Question:Consider the equation sqrt(m - 2x) = 19 - x, where m is a constant. If this equation has exactly...

1. TRANSLATE the problem requirements

• Given: \(\sqrt{m - 2x} = 19 - x\) needs exactly one real solution for \(x\)
• Find: minimum value of \(3m\)

2. INFER the constraint from square root properties

• Since the right side equals a square root: \(19 - x \geq 0\)
• This means we need \(x \leq 19\) for any valid solution

3. INFER a strategic substitution

• Let \(t = 19 - x\), so \(x = 19 - t\)
• Since \(t = 19 - x\) and \(x \leq 19\), we need \(t \geq 0\)
• Substituting: \(\sqrt{m - 2(19 - t)} = t\)
• SIMPLIFY: \(\sqrt{m - 38 + 2t} = t\)

4. SIMPLIFY by eliminating the square root

• Since both sides are non-negative, square both sides:
• \(m - 38 + 2t = t^2\)
• Rearrange: \(t^2 - 2t + (38 - m) = 0\)

5. INFER the connection to discriminant analysis

• This is a quadratic in \(t\) with discriminant \(\Delta = 4 - 4(38 - m) = 4m - 148\)
• For exactly one solution in \(x\), we need exactly one valid \(t \geq 0\)

6. CONSIDER ALL CASES based on discriminant value

Case 1: \(\Delta = 0\) (one repeated root)

• \(4m - 148 = 0 \Rightarrow m = 37\)
• Root: \(t = 2/2 = 1 \geq 0\) ✓
• This gives exactly one solution ✓

Case 2: \(\Delta \gt 0\) (two distinct real roots)

• \(m \gt 37\)
• Product of roots = \(38 - m\), Sum of roots = \(2\)
• If \(m \gt 38\): product \(\lt 0\), so one positive and one negative root ⟹ exactly one valid \(t\)
• If \(37 \lt m \lt 38\): product \(\gt 0\) and sum \(\gt 0\) ⟹ both roots positive ⟹ two solutions ✗

Case 3: \(\Delta \lt 0\) (no real roots)

• \(m \lt 37\): No solutions ✗

7. APPLY CONSTRAINTS to find valid m values

• Exactly one solution occurs when: \(m = 37\) or \(m \gt 38\)
• Minimum value: \(m = 37\)
• Therefore: \(3m = 3(37) = 111\)

Answer: 111

Why Students Usually Falter on This Problem

Most Common Error Path:

Poor INFER reasoning: Students often try to solve the original equation directly by squaring both sides immediately, without recognizing that this approach makes the case analysis much more complicated because they don't establish the connection between having exactly one solution in \(x\) and having exactly one non-negative solution in \(t\).

Without the strategic substitution, they get bogged down trying to analyze when \(x^2 - 36x + (361 - m) = 0\) has exactly one solution satisfying both \(x \leq 19\) and \(x \leq m/2\), which involves much more complex constraint checking.
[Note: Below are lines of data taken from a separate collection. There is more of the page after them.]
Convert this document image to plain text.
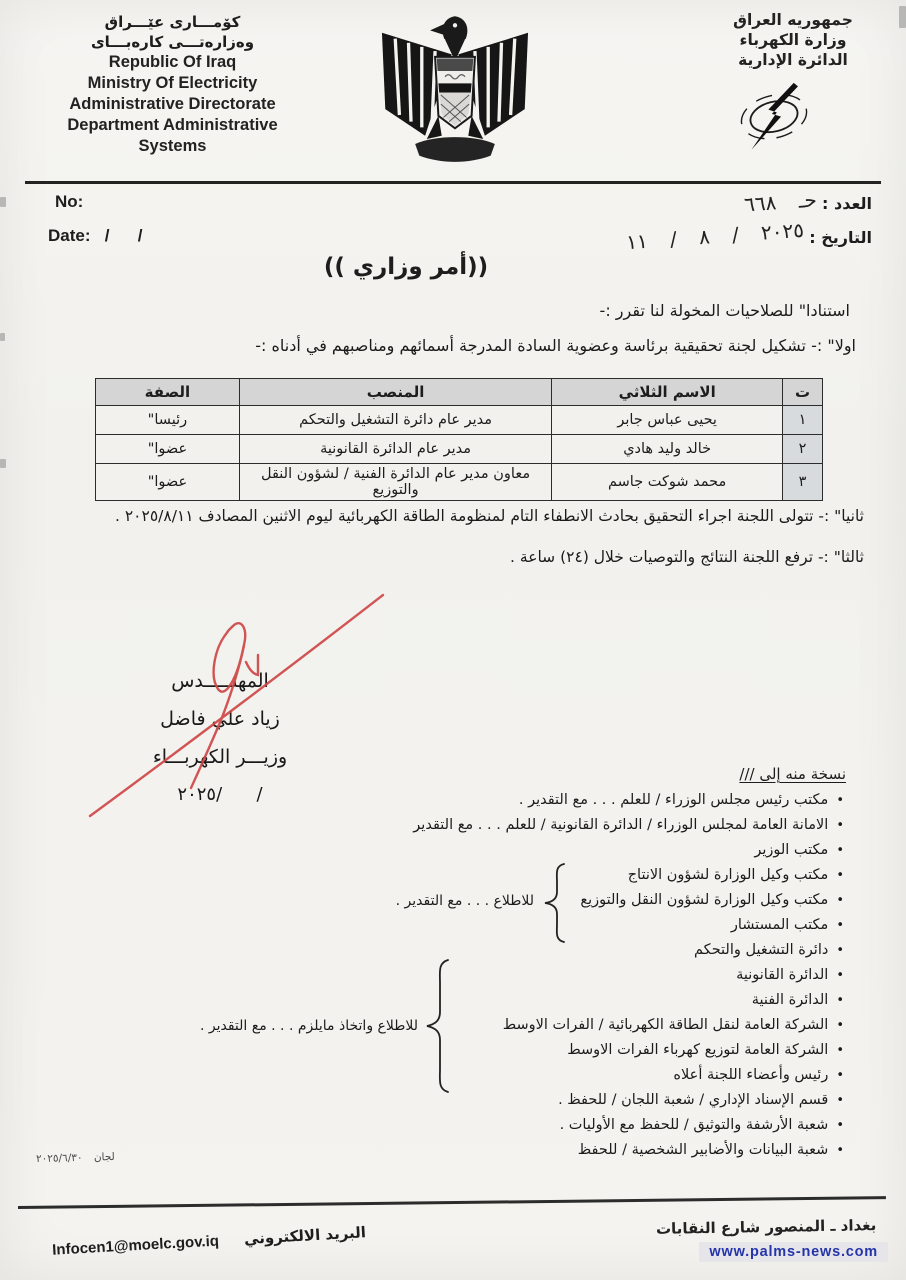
كۆمـــارى عێـــراق
وەزارەتـــى كارەبـــاى
Republic Of Iraq
Ministry Of Electricity
Administrative Directorate
Department Administrative
Systems
جمهوريه العراق
وزارة الكهرباء
الدائرة الإدارية
No:
Date: /      /
العدد : حـ ٦٦٨
التاريخ : ٢٠٢٥ / ٨ / ١١
((أمر وزاري ))
استنادا" للصلاحيات المخولة لنا تقرر :-
اولا" :- تشكيل لجنة تحقيقية برئاسة وعضوية السادة المدرجة أسمائهم ومناصبهم في أدناه :-
ت	الاسم الثلاثي	المنصب	الصفة
١	يحيى عباس جابر	مدير عام دائرة التشغيل والتحكم	رئيسا"
٢	خالد وليد هادي	مدير عام الدائرة القانونية	عضوا"
٣	محمد شوكت جاسم	معاون مدير عام الدائرة الفنية / لشؤون النقل والتوزيع	عضوا"
ثانيا" :- تتولى اللجنة اجراء التحقيق بحادث الانطفاء التام لمنظومة الطاقة الكهربائية ليوم الاثنين المصادف ٢٠٢٥/٨/١١ .
ثالثا" :- ترفع اللجنة النتائج والتوصيات خلال (٢٤) ساعة .
المهنـــــدس
زياد علي فاضل
وزيـــر الكهربـــاء
٢٠٢٥/      /
نسخة منه إلى ///
• مكتب رئيس مجلس الوزراء / للعلم . . . مع التقدير .
• الامانة العامة لمجلس الوزراء / الدائرة القانونية / للعلم . . . مع التقدير
• مكتب الوزير
• مكتب وكيل الوزارة لشؤون الانتاج
• مكتب وكيل الوزارة لشؤون النقل والتوزيع
• مكتب المستشار
• دائرة التشغيل والتحكم
• الدائرة القانونية
• الدائرة الفنية
• الشركة العامة لنقل الطاقة الكهربائية / الفرات الاوسط
• الشركة العامة لتوزيع كهرباء الفرات الاوسط
• رئيس وأعضاء اللجنة أعلاه
• قسم الإسناد الإداري / شعبة اللجان / للحفظ .
• شعبة الأرشفة والتوثيق / للحفظ مع الأوليات .
• شعبة البيانات والأضابير الشخصية / للحفظ
للاطلاع . . . مع التقدير .
للاطلاع واتخاذ مايلزم . . . مع التقدير .
لجان ٢٠٢٥/٦/٣٠
بغداد ـ المنصور شارع النقابات
www.palms-news.com
Infocen1@moelc.gov.iq البريد الالكتروني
This leads to confusion and incomplete analysis, causing students to guess or select an incorrect value.

Second Most Common Error:

Inadequate CONSIDER ALL CASES execution: Students may correctly set up the discriminant analysis but fail to properly analyze the sub-cases when \(\Delta \gt 0\). They might conclude that \(m \gt 37\) always works without recognizing that when \(37 \lt m \lt 38\), both quadratic roots are positive, giving two solutions instead of the required one.
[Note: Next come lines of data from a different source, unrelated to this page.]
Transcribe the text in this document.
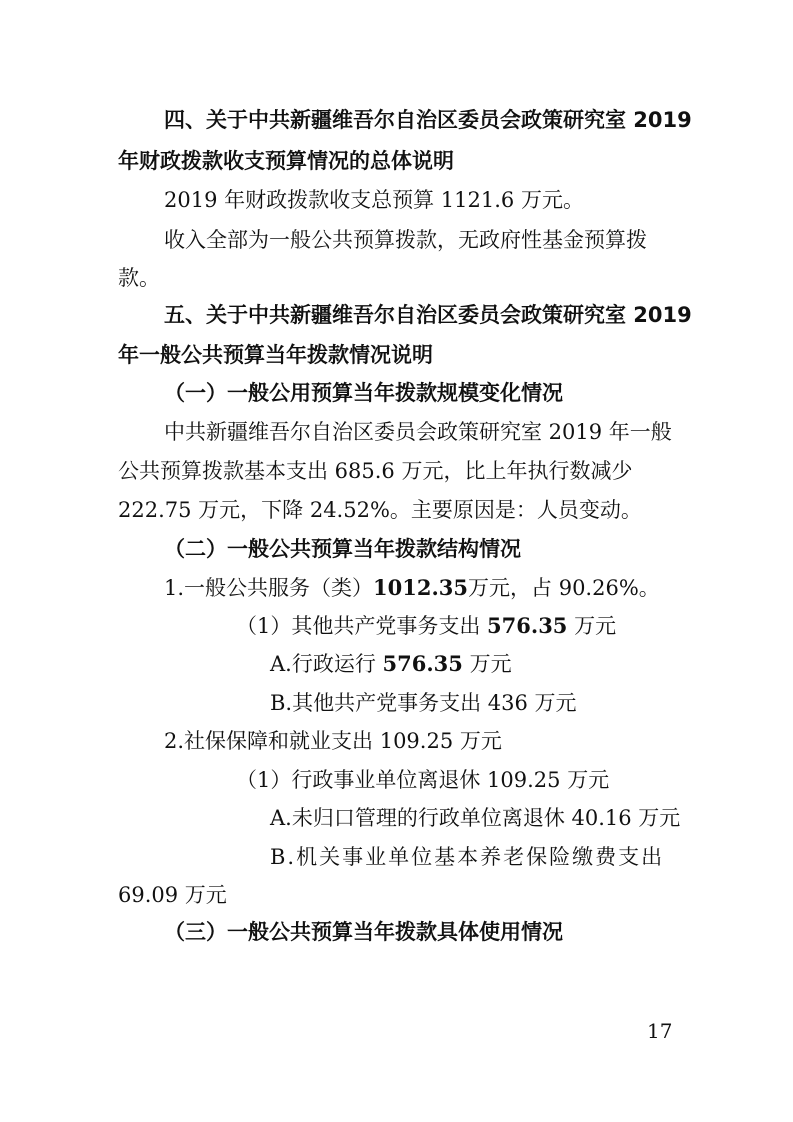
四、关于中共新疆维吾尔自治区委员会政策研究室 2019
年财政拨款收支预算情况的总体说明
2019 年财政拨款收支总预算 1121.6 万元。
收入全部为一般公共预算拨款，无政府性基金预算拨
款。
五、关于中共新疆维吾尔自治区委员会政策研究室 2019
年一般公共预算当年拨款情况说明
（一）一般公用预算当年拨款规模变化情况
中共新疆维吾尔自治区委员会政策研究室 2019 年一般
公共预算拨款基本支出 685.6 万元，比上年执行数减少
222.75 万元，下降 24.52%。主要原因是：人员变动。
（二）一般公共预算当年拨款结构情况
1.一般公共服务（类）1012.35万元，占 90.26%。
（1）其他共产党事务支出 576.35 万元
A.行政运行 576.35 万元
B.其他共产党事务支出 436 万元
2.社保保障和就业支出 109.25 万元
（1）行政事业单位离退休 109.25 万元
A.未归口管理的行政单位离退休 40.16 万元
B.机关事业单位基本养老保险缴费支出
69.09 万元
（三）一般公共预算当年拨款具体使用情况
17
This incomplete case analysis leads them to conclude that any \(m \gt 37\) works, giving a minimum of \(3m\) approaching 111 from above, causing confusion about the final answer.

The Bottom Line:

This problem challenges students to see that a clever substitution transforms a complex constraint problem into a more manageable discriminant analysis, requiring systematic case-by-case reasoning about when exactly one non-negative root exists.